Проверив, крепко ли завязаны узелки, Солнышкин добрался до двери камбуза и улёгся рядом с Борщиком. Он был доволен своей выдумкой и уснул, угадывая уже запах свежей рыбы.
Но того, что случится, Солнышкин, конечно, не мог предугадать.
Часам к пяти утра Моряков поднялся в рубку. Солнце уже проснулось и, пригладив макушку, вежливо кивнуло знакомому пароходу. Слегка потянулся и вздохнул океан. Навстречу солнцу пролетело стадо дельфинов, взметнулись вверх летучие рыбки. И тут Моряков почувствовал, что «Даёшь!» тоже рванулся вверх.

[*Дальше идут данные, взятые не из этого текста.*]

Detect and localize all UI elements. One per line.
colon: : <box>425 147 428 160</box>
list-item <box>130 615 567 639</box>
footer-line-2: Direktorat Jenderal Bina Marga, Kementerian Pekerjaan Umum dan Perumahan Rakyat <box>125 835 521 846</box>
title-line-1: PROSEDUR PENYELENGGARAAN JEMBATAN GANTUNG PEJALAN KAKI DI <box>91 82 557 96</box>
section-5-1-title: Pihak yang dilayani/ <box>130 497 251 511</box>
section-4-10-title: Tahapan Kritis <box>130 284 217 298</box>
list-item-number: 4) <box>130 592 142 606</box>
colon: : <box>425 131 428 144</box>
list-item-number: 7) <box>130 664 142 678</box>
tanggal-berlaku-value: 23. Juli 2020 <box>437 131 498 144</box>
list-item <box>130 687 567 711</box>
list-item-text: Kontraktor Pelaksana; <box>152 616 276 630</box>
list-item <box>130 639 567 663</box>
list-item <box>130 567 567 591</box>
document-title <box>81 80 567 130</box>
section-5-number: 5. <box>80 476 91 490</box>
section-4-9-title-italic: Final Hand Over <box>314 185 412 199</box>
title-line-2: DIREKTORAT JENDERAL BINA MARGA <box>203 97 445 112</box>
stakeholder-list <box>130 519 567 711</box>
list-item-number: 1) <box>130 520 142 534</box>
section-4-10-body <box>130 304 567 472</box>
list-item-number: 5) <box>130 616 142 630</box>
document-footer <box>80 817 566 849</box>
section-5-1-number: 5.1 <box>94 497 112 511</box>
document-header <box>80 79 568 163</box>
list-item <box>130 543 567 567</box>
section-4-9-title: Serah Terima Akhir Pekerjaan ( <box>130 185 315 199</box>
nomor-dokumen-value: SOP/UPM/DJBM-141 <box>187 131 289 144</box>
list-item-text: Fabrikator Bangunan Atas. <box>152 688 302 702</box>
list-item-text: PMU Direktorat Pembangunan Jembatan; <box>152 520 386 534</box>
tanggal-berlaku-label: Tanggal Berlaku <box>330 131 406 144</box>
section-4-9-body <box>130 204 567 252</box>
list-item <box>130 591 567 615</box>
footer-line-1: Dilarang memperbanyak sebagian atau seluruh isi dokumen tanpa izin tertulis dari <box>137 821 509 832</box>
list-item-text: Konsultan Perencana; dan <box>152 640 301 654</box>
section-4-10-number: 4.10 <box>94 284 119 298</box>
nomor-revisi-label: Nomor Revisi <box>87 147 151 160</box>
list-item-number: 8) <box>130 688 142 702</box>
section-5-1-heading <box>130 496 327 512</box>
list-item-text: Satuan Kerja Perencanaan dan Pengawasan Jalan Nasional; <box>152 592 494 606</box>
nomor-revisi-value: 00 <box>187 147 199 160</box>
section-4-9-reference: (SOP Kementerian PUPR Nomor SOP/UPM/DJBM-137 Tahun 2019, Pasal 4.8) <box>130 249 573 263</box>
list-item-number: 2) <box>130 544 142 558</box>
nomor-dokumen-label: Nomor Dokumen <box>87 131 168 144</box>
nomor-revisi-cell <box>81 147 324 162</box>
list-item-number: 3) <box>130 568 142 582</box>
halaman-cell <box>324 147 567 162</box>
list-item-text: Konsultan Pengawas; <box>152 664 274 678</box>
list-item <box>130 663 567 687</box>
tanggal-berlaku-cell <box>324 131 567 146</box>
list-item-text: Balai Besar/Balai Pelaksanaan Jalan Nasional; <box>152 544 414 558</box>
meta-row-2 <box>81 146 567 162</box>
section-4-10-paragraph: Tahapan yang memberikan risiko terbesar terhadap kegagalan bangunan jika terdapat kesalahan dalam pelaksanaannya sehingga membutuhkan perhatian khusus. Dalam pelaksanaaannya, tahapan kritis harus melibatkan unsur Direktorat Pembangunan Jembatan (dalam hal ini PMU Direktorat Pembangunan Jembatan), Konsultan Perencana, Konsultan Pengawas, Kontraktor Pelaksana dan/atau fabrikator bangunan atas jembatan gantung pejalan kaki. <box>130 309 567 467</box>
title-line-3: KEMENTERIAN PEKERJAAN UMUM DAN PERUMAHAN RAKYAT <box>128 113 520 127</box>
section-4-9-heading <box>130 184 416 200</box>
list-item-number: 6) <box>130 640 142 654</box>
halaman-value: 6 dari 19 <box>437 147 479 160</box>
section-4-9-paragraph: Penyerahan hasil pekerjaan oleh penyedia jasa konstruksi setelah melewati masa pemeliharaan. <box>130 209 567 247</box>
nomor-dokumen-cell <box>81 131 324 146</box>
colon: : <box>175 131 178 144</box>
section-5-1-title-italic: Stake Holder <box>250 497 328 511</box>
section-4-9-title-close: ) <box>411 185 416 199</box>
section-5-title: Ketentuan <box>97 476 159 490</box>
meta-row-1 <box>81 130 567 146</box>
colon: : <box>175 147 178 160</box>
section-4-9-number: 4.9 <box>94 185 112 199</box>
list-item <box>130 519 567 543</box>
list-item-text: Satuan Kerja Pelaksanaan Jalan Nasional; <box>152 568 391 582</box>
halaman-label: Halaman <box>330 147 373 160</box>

— А вам не кажется, что мы летим? — крикнул Моряков, хватаясь за воздух.
Пионерчиков бросился на палубу. На его вахте с судном происходили вещи невероятные! Выбежав к шлюпкам, он собирался подать сигнал тревоги и вдруг застыл на краю шлюппалубы.
Под ним, от камбуза до мачты, на крючках махали крыльями сотни летучих рыб. При каждом взмахе этой упряжки судно приподнималось и, почти не касаясь воды, проносилось над розовым туманом.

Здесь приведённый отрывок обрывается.